MONTGOMERY, AL (WSFA) - Some of the nation's leading experts on higher education were in Montgomery on Wednesday afternoon visiting the campus of Alabama State University.
There, they were discussing the futures of Historic Black Colleges and Universities (HBCU).
Seven experts were on the panel at ASU's HBCU Symposium. One of those experts was Johnathan Holifield, the director of President Trump's White House Initiative on Historically Black Colleges and Universities.
"The contribution of Alabama State and her sister institutions to Alabama sustained prosperity and ultimately national prosperity is a discussion worth having," Holifield said.
The other panelists included the president of Tuskegee University and the president of Alabama A&M.
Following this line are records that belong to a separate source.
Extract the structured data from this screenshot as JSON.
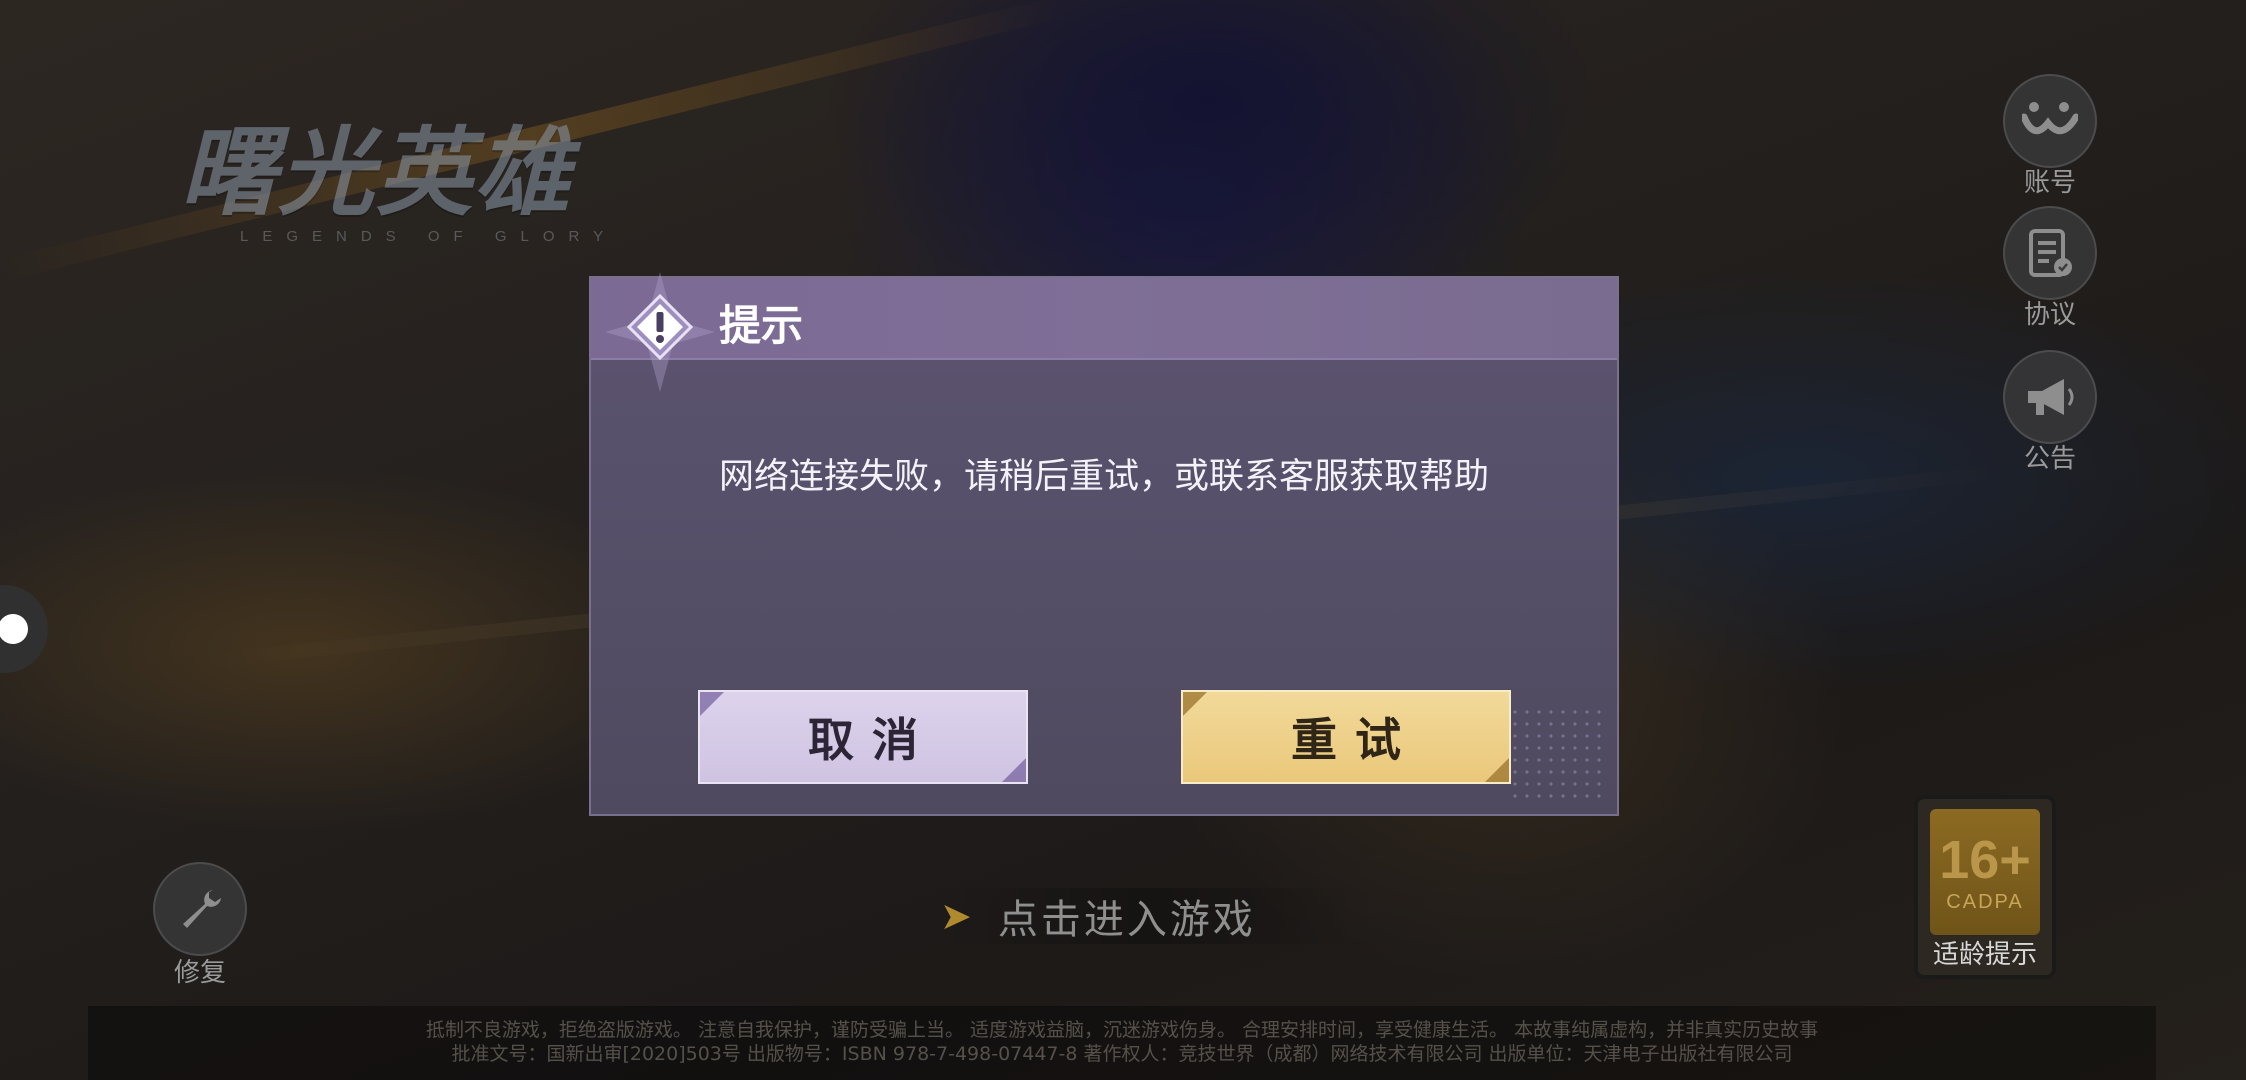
{
  "logo": {
    "title": "曙光英雄",
    "subtitle": "LEGENDS OF GLORY"
  },
  "side_menu": {
    "account": {
      "label": "账号",
      "icon": "account-icon"
    },
    "agreement": {
      "label": "协议",
      "icon": "agreement-icon"
    },
    "announcement": {
      "label": "公告",
      "icon": "megaphone-icon"
    }
  },
  "repair": {
    "label": "修复",
    "icon": "wrench-icon"
  },
  "enter_game": {
    "label": "点击进入游戏",
    "icon": "chevron-right-icon"
  },
  "age_rating": {
    "number": "16+",
    "org": "CADPA",
    "label": "适龄提示"
  },
  "legal": {
    "line1": "抵制不良游戏，拒绝盗版游戏。  注意自我保护，谨防受骗上当。  适度游戏益脑，沉迷游戏伤身。  合理安排时间，享受健康生活。 本故事纯属虚构，并非真实历史故事",
    "line2": "批准文号：国新出审[2020]503号  出版物号：ISBN 978-7-498-07447-8  著作权人：竞技世界（成都）网络技术有限公司  出版单位：天津电子出版社有限公司"
  },
  "dialog": {
    "title": "提示",
    "message": "网络连接失败，请稍后重试，或联系客服获取帮助",
    "cancel_label": "取消",
    "retry_label": "重试"
  },
  "colors": {
    "dialog_bg": "#56506a",
    "dialog_header": "#7b6a94",
    "cancel_button": "#d9cfe9",
    "retry_button": "#eed28f"
  }
}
"Some people may question the value of HBCU's but I think that after the symposium like today people who are not familiar with the role of HBCU's are going to be very much impressed," Lily McNair, president of Tuskegee University, said.
"We are access and opportunity institutions and we have proved over the years we can work with young people and transform their lives and we want to be sure that we emphasize and talk about importance and significance of HBCU's," Andrew Hugine, president of Alabama A&M, said.
ASU President Quinton Ross was also there.
"I'm an example of what an HBCU can produce and so we're opening it up to the community and to everyone to be involved and to understand the unique place that we have in the overall fiber of this country and that's what's important," Ross said.
The symposium was held as a part of the celebration of the inauguration of ASU's 15th president, Dr. Quinton Ross.
Ross will be inaugurated on August 30.